“İslamilik” müslümanların bilhassa post/modern zamanlarda özel olarak vurguladığı bir kavramdır. Zira paradigmal olarak egemen olan post/modern yaşam tarzının karşısında nasıl müslüman olarak kalınacağı temel bir soru olma hüviyetini korumaktadır. Dolayısıyla islamilik müslüman bir toplum ve Müslümanca bir hayatın çerçevesine atıfta bulunmaktadır.
İslamilik bugün müslümanların geleceğe doğru projeksiyonunda inşai bir tarzda ele alınmak durumundadır. Batı’ya karşı öykünmeciliğin kendi özgül sınırlarını aştığı bugünkü durumda, müslümanların kendilerini inşa edemediği sürece periferide kalmaya devam edecekleri anlaşılmaktadır. Geleceğe doğru projeksiyonun önemli bir boyutu “tarih”le kurulan ilişkilerdir. Bu anlamda “tarih”le kurdukları ilişkilerde temel problem noktalarına kısaca değinmeliyiz.
“Tarih” kendisinden dersler çıkarılarak geleceğe doğru geliştirilecek tavır ve stratejilerin belirlenmesinde etkin bir rol oynamalıdır. Bu bağlamda İbn Haldun’un tarih kitabının isminin “Kitabu’l-İber” şeklinde başlamasını hatırlatmalıyız. Doğrusu Kur’an-ı Kerim’in tarih anlatımını da bu şekilde değerlendirmek gerekir.
Bugün islami söyleme baktığımız zaman “tarih”le ilişkinin problematik alanlarını görebilmekteyiz ki, bu müslümanların İslam düşüncesine dair vizyonlarını ortaya koymaları bakımından negatif bir duruma tekabül etmektedir. İlkin, tarih ve tarihi vakalar üzerine değerlendirme yapmaları beklenirken, bunun büyük oranda intikamcı bir hesaplaşmaya dönüştürülmesi söz konusudur. Doğrusu geçmişle hesaplaşma yapılırken de, bunun bir değerlendirme olması beklenmelidir. Burada dikkat çekilmesi gereken boyut ise, söylem olarak eline geçirdiği fırsatlarla geçmişle hesaplaşmaya girilirken burada saplanıp kalınmasıdır.

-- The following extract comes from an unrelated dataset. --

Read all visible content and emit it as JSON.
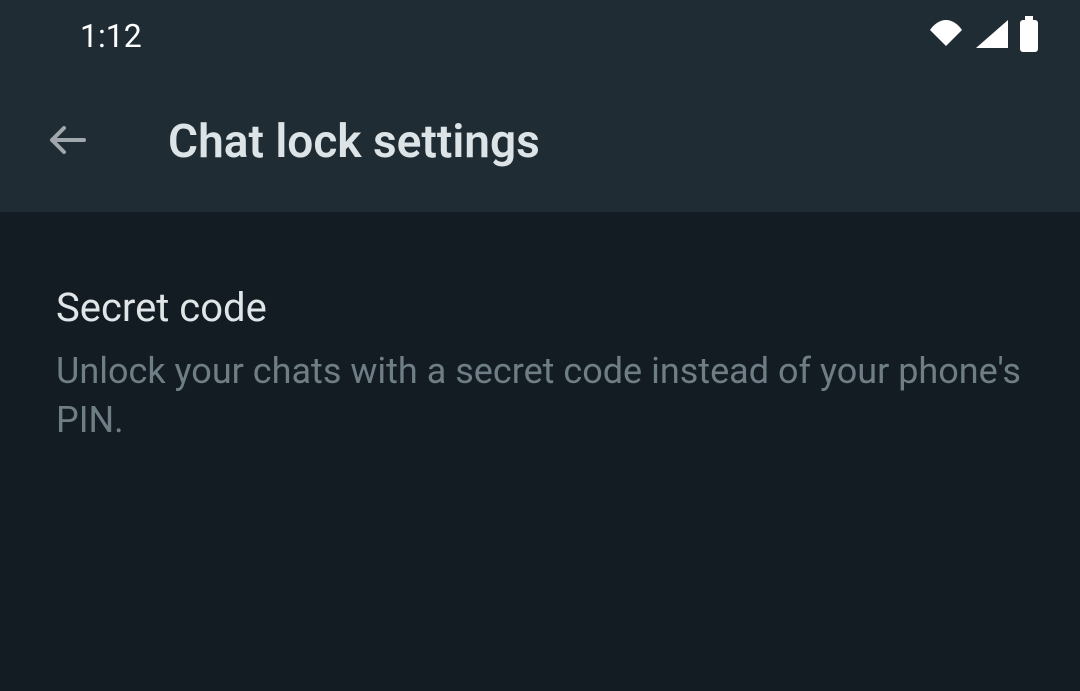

İslami söylemlerin bugün büyük oranda öneriler sunmadığı sadece tarih ve tarihi öznelere eleştiriler getirdiği görülmektedir. Meydana gelen tarihi olayların sebep ve sonuçları üzerindeki değerlendirmeler içermeyen bu söylemler, aslında İslam düşüncesini inşa edici bir malzemeyi de içerisinde barındırmamaktadır.